Pendant les vacances de Noël, nous avons lu Un amour de petite sœur de Jean-Baptiste Baronian et Noris Kern (éd. Gallimard Jeunesse, 2005), un album jeunesse à partir de 3 ans. En pleine hibernation, Valentine se réveille pour poursuivre un oiseau, son grand frère Polo veillant sur elle. En chemin, ils rencontrent des pingouins qui les invitent à une partie de pêche sur la banquise.

Il est question de complicité entre frère et sœur et d’amitié. Intrépide, la jeune ourse polaire ne fait pas attention aux dangers. Heureusement, elle peut compter sur son frère et les pingouins (ou plus exactement les manchots empereurs). Un bon moment de lecture avec cet album jeunesse joliment illustré et tout mignon!

Participation #3 (Parcours illustré) Challenge Le tour du monde en 80 livres 2023 de Bidib #Belgique (auteur) et Brésil (illustratrice)

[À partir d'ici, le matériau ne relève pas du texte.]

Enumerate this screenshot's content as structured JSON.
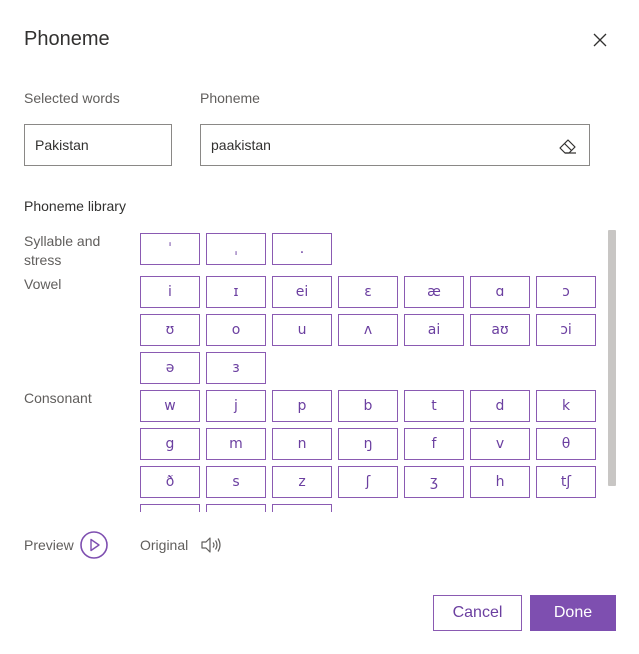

Au fil des pages avec La petite collectionneuse de lumières

Découvert à l’ouverture de la case 12 de notre calendrier de Noël 2021, nous relisons depuis régulièrement La petite collectionneuse de lumières de Lucy Fleming (éd. Kimane, 2020), un album jeunesse à partir de 3 ans. Chaque nuit, Stella, une petite fille-papillon de nuit récolte de la lumière sous toutes ses formes afin de réconforter ceux qui croisent son chemin et d’apaiser leurs peurs, que ce soit des enfants ou des animaux au cœur de l’hiver. Son rêve est de pouvoir voir un jour un lever de soleil mais la fragilité de ses ailes l’en empêche. Et si son amitié avec un renard et une chouette le lui permettait?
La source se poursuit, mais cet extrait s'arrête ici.